The Dubai First acquisition will help FGB expand its customer base in the UAE, the lender said in a statement. Dubai First has a 4.5 percent share of the UAE’s credit card market and has 464 employees, the statement said. Its latest audited accounts showed gross assets of 700 million dirhams, FGB said.

The Norton Rose Fulbright team was led by Abu Dhabi office head David Baylis, who was assisted by Abu Dhabi partner Dino Wilkinson, Dubai partners Matthew Escritt and Nick Clayson, and London partner Ffion Flockhart. Freshfields Bruckhaus Deringer advised Dubai Financial Group, the seller and parent company of Dubai First.

The sale is part of Dubai Group’s efforts to cut down its debt pile, most of which was accumulated during the boom years of the mid-2000s.

“The sale is a strategic decision for Dubai Group, and is part of our stated plan to sell down assets in order to support our broader ongoing restructuring process,” Fadel al-Ali, Dubai Group’s chief executive, said in the statement.

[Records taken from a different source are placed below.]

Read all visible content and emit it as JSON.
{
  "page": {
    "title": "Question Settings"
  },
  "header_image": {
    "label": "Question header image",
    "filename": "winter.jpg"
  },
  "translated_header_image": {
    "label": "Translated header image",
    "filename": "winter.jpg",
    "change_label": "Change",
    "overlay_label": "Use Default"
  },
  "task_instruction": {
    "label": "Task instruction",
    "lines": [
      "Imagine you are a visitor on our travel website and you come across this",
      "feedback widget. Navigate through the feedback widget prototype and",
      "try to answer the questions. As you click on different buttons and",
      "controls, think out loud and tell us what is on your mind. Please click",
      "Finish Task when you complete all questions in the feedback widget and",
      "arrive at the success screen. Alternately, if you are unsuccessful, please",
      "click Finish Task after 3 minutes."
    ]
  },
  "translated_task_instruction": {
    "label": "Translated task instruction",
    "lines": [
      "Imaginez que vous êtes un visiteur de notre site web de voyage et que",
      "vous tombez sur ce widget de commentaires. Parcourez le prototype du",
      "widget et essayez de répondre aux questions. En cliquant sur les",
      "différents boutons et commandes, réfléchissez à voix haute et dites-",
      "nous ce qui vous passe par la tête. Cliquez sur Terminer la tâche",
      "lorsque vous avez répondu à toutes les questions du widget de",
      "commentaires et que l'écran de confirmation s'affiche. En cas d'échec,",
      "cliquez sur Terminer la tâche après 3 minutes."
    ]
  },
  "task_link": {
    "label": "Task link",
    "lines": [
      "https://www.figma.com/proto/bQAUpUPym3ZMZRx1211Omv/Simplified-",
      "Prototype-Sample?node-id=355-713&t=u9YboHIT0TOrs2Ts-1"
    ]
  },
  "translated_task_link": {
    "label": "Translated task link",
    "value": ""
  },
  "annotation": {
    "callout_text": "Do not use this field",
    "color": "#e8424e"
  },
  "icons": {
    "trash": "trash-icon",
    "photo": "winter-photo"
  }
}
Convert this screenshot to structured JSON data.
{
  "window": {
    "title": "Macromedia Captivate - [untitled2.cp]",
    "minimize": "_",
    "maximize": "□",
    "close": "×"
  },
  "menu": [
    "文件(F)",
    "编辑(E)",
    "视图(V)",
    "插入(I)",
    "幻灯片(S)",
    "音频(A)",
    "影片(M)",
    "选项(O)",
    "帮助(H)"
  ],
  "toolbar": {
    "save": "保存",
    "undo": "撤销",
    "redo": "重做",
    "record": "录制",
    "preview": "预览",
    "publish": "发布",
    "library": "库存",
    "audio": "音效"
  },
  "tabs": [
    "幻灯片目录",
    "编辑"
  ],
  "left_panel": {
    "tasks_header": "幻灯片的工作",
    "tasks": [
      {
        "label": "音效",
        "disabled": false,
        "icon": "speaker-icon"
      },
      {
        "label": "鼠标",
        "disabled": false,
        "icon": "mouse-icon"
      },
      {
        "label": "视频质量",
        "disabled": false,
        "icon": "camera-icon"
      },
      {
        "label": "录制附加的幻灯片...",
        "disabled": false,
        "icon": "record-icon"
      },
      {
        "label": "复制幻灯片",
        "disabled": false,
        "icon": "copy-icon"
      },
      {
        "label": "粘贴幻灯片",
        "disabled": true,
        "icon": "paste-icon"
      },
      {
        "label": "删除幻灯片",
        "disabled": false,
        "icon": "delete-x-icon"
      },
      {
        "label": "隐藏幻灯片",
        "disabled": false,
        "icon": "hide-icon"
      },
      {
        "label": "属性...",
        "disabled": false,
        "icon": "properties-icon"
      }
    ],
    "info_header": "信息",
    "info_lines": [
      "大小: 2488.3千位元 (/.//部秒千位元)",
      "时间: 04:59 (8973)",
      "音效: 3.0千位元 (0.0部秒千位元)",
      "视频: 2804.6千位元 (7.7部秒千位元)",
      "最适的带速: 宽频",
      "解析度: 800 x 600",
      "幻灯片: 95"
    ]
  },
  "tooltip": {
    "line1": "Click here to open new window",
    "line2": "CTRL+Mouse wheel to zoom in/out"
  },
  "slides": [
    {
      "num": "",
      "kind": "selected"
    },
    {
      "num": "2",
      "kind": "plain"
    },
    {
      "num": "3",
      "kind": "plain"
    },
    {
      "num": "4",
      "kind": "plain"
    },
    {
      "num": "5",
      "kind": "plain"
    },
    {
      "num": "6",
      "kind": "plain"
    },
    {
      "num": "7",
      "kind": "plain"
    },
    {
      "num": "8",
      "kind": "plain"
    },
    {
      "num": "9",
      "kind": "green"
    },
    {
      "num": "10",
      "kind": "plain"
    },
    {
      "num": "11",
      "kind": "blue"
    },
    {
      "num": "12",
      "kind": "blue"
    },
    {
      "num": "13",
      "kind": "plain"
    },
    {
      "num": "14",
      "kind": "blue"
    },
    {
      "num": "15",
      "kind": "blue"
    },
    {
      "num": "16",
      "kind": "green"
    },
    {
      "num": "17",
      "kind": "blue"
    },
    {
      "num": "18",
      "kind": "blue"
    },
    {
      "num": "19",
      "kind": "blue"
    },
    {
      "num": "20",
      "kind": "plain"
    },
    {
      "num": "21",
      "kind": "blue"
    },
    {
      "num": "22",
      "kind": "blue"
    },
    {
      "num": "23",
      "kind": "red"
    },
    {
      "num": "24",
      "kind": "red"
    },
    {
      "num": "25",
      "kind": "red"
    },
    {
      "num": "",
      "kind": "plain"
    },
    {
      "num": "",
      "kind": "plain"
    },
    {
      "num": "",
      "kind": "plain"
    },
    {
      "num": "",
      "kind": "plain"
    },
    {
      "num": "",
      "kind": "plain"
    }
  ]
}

Dubai Group’s assets are worth just a fifth of its $10 billion of debt, sources involved in its restructuring said in June. It has a portfolio of mainly financial services assets.

The firm has been selling down some of its smaller assets in the restructuring. But it has some major assets, such as its stake in Oman’s Bank Muscat, which is secured against debt held by France’s Natixis. Shares in Malaysia’s Bank Islam are pledged against a $330 million loan facility.